For many if not most artists, there comes a time when self-reflection is not enough to improve one’s craft. This is where an art workshop or residency can come in handy. If you want to take your artistic skills to a new level of excellence, an art class can help you get there. Here are just a few important tips to keep in mind before signing up!

Leave Perfectionism at the Door

Just as a would-be computer coder must learn a particular computer language before creating a program in that language, a person with interest in a particular art form must learn to understand the rudiments of their craft before they create first-rate work. Even advanced artists can benefit from refocusing their efforts on fundamental artistic concepts.

For someone with perfectionistic tendencies, however, this part of the learning process can be difficult. If you’re hitting a brick wall in your first art class, don’t become frustrated or give up. Give yourself time to develop your talent in a new direction and see where it takes you. Allow yourself time to make mistakes. No one is perfect!

Leave Stubbornness at the Wayside!

Just as perfectionism can mar an otherwise suitable art workshop, an inordinately stubborn person can miss out on the process of learning important concepts. If an experienced instructor has advice on how to improve your craft, for example, by all means, take them at their word! A good art instructor will help you move beyond your mistakes: If you genuinely want to excel as an artist, learn to accept criticism before setting foot in the classroom.

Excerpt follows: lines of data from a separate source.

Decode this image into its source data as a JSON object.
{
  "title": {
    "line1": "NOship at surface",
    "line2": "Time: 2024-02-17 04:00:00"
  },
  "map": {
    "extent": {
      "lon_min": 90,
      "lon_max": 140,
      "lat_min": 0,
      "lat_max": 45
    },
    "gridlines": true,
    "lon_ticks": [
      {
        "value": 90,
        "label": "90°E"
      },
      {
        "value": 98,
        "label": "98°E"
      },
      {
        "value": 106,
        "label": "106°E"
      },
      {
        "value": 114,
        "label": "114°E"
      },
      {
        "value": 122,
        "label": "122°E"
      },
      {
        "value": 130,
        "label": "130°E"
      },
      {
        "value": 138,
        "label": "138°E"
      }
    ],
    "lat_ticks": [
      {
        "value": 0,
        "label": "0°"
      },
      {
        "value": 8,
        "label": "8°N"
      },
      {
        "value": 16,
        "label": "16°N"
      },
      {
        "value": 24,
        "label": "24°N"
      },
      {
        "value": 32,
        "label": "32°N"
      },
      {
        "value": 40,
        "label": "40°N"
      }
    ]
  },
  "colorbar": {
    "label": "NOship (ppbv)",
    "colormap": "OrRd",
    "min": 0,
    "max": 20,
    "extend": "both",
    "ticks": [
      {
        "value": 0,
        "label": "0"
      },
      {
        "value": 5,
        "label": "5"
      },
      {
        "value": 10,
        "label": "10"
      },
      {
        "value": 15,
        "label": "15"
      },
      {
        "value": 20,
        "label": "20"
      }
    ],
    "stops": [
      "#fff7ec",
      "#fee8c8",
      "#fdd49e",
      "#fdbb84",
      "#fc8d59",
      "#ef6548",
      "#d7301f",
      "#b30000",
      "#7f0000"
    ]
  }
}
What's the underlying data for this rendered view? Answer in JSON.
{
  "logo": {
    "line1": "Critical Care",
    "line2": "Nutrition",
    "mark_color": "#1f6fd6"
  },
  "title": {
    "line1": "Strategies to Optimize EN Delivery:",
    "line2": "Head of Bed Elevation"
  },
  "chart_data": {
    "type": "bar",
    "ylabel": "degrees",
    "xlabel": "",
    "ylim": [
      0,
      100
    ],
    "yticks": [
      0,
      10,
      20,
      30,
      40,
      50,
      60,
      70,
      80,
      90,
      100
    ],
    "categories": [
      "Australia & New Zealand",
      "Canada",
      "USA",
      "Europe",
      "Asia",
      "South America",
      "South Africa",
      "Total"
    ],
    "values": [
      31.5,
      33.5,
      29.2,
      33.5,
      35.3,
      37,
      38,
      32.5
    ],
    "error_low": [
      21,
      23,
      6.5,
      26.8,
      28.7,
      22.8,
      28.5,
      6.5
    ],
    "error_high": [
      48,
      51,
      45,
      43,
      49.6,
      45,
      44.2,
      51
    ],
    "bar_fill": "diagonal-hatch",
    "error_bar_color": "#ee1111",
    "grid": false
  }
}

Help Foster a Community of Artists

Going to a new art class can feel like an intimidating step in life for the socially anxious among us. We’ll be opening ourselves up to a new group of people after all: Certainly, that kind of artistic openness requires some level of vulnerability. To make your class worth it and to connect with your peers, help foster a community within the classroom by being friendly with everyone. Offer support and help to other students if you see them struggling. You’ll probably make new friends in the bargain!

Don’t Compare Yourself to Others

As a wise person once said, “Comparison is the thief of joy.” Your goal as an art student should be to outdo yourself; it shouldn’t be to outdo your fellow students. Focus on your growth as an artist instead of taking other people down a peg: Turning an art workshop into a competition isn’t going to make the learning process enjoyable for anyone. It’ll also sour the social aspects of the class. Who wants to participate in a classroom experience that they don’t enjoy?